Somewhat higher?? 26 days compared to 6 days, on average. You must have a different definition of 'somewhat' than me. 

*some·what* /ˈsəmˌ(h)wät/ Adverb: To a moderate extent or by a moderate amount.

True or False: "The 1D X is somewhat more expensive than the 7D."


----------



## preppyak (Sep 21, 2012)

neuroanatomist said:


> Somewhat higher?? 26 days compared to 6 days, on average. You must have a different definition of 'somewhat' than me.


Well, and take that a step further, since Nikon shut down 3rd party repairs, where he stated that Nikon prices nearly double Canons now.
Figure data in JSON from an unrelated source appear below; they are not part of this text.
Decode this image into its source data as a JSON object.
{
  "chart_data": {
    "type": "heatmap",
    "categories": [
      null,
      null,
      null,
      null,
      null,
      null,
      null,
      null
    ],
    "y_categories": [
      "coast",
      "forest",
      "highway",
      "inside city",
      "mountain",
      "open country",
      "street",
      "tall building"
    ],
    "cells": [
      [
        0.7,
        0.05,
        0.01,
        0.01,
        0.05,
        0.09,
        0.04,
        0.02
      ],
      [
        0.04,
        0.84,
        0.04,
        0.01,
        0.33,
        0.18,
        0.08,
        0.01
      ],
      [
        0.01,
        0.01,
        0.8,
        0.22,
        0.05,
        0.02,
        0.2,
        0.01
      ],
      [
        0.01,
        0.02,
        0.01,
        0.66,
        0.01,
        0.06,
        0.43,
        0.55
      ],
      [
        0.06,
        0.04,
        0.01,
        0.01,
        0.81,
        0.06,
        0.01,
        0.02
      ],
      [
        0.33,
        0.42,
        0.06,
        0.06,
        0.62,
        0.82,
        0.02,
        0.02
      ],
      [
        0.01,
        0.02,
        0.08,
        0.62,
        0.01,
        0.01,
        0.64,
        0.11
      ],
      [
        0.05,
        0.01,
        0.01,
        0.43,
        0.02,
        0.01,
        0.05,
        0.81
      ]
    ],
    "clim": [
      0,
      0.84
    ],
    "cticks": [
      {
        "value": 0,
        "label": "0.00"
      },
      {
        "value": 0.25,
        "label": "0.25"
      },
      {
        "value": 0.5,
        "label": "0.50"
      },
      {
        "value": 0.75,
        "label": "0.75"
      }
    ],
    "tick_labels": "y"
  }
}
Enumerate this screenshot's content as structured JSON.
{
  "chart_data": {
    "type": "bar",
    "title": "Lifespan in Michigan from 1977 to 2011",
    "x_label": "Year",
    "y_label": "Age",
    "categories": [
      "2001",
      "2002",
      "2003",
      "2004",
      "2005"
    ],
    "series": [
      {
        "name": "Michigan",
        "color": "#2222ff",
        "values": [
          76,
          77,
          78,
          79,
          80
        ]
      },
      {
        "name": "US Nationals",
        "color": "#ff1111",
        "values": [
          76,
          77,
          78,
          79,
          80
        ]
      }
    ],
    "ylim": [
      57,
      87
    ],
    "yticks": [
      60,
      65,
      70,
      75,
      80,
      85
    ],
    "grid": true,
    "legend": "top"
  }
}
> All Canon 24-70 repairs were either $268 or $370 (non-discounted price) during the entire 6-month period. All Nikon repairs were $539 or $602 from April 1 onwards



Now, part of that might be attributed to the fact that the Nikon 24-70 was more expensive originally than the Canon v.1, or it could just be that Nikon is jacking up prices. We won't know until Part 2 of the list when he mentions the v.2 repair costs. Either way, a turnaround time that is 4x as long and potentially 2x as costly is definitely not "more or less neck and neck".

That said, every company should be matching what Tamron does, that sounds incredible. Makes me re-think future lens purchases knowing they can turn around a repair that quickly.


----------



## Mt Spokane Photography (Sep 23, 2012)

marekjoz said:


> Refering to other posts here there is also another statment interesting, that some new lenses coming directly from the shop are sending for repair because of troubles they have, but they are sent back with a note "shock damage". That's funny!


Its also true. Its easy for a tech to spot shock damage. A internal part shattered or danaged by shock is pretty obvious.
Unfortunately, the shipping services handle parcels pretty roughly. Some shippers do not put the minimum 2 inches of shock absorbing material around the lens. Even if they do, things still get damaged. My wife worked at a unnamed shipper. The men had a daily drop kick contest to see who could drop kick a parcel accross the warehouse and into the bin. If they missed, then they just kept kicking it until they made it in the bin (or the boss came by).

Rogers posts are indeed valuable and entertaining. I love them!


----------



## PeterJ (Sep 23, 2012)

Interesting on the CF pins and that it's a large cause of failure on a few other cameras as well. I've always been a bit sus on the robustness of CF when plugged and unplugged all the time and you only need a bit of grit to find its way into the female connector on the card to end up bending a pin.

I've often wondered if people who use 10 small cards and frequently swap might be better off just having a backup body and large card in both. Only a guess but I doubt if cameras do a full end-to-end verify so I wonder if say an address line was bent and you were only ever looking at the last preview, which I assume is in a buffer, if you could be merily swapping cards and have corrupt data on all of them. I suppose it comes down to the electrical versus physical reliability of the cards.


----------